Mon, Dec 10, 2012, 00:00

   

She goes on: “The arrogant CEO won’t hire me because he doesn’t want to change. A lot of people get to the CEO’s position and then say, ‘I’m done’.

“They think they don’t need development any more, which I think is amazing. The people who hire me are new CEOs for the first time who are under pressure, who have an awareness around their limitations.

“They are quite scared. Fear might drive them to hire me. Unlocking their self-awareness depends , but they are willing receptors. There’s only two things that matter – the quality of the advice given, and the quality of the person taking it,” she declares.

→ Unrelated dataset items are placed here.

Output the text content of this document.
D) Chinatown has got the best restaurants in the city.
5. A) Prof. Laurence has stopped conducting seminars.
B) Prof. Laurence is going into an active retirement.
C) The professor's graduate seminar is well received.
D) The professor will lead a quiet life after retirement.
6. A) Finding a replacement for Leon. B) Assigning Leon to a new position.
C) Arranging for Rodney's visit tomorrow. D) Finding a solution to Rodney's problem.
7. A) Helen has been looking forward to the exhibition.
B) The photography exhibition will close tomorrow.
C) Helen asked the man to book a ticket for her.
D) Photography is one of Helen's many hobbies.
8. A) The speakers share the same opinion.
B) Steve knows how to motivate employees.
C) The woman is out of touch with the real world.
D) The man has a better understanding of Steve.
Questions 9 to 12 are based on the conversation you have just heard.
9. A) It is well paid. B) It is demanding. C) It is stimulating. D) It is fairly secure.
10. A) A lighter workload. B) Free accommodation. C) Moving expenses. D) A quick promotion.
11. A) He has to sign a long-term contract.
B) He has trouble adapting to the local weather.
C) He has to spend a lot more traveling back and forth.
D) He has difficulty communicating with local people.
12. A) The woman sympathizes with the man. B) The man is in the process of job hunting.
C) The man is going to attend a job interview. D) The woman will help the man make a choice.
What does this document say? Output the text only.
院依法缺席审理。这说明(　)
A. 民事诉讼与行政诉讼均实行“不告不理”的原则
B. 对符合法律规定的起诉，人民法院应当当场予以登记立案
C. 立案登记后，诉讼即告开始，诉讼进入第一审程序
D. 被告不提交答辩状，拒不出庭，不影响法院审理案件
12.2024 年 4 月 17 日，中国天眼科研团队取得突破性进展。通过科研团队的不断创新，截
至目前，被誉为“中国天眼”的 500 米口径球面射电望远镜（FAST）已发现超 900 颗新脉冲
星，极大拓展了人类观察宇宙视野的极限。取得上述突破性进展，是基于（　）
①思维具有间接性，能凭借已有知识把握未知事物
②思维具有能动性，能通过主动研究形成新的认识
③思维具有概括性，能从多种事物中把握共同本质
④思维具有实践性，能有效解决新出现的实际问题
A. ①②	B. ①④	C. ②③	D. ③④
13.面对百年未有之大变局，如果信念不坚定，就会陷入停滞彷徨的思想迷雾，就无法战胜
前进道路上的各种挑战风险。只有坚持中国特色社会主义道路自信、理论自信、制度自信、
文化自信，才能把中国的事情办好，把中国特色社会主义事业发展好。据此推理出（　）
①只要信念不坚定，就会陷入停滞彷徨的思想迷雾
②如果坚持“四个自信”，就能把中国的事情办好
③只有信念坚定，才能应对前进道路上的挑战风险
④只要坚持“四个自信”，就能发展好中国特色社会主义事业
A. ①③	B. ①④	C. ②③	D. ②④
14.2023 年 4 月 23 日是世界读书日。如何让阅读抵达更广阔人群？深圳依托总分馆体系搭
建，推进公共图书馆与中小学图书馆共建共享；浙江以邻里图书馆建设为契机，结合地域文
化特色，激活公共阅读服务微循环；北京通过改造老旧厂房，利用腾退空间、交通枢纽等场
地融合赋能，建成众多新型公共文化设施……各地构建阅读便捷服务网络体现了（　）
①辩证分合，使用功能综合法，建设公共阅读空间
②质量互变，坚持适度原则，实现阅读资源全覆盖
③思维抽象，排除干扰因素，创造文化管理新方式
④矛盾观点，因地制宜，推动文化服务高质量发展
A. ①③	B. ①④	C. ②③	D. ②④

“I try to get them to take bigger risks and make more of an impact, rather than play it safe. Essentially, it is about empowering them to take charge. It is about their vision. The word might be over-used, but often people don’t have a vision.”

The attrition figures for newly-hired executives indicate beyond doubt that a problem exists, she argues, but no one is doing anything about it.

“I’ll tell you why. No one is responsible for retention in the company. No one manages that, so therefore nobody does anything about it. So when things go wrong people like to say that it was a chemistry issue – ‘He didn’t understand our culture’, or ‘This is a tough culture’. It becomes all macho-speak,” she says.

Executives in some companies have easier lives. “Certain industries will always lose money, like airlines, and others will always make money, like banks, until something happens.”

Dynamics

“It doesn’t matter who is sitting at the top,” she continues. “Certain businesses are cash machines. The leaders think they are amazing, but it doesn’t matter who is leading because they are a cash machine. They can’t take any credit for the fact that they are making money.

“Sometimes those organisations implode like Lehmans, but they think they were successful. They weren’t, it was just the dynamics of that business that it was going to make money.”

Of people such as Willie Walsh, chief executive of International Airlines Group which owns British Airways, she says: “That is practically an impossible industry. A guy like him just enjoys it and goes for it.”

Seeking to expand her company, O’Keeffe is now enjoying life as an author. “The books are making a difference. In the end it is all about brand and credibility,” she says.

“Before and after you are the same person, but now you are an author. It has meaning for a lot of people, so the tide is turning, it’s interesting.”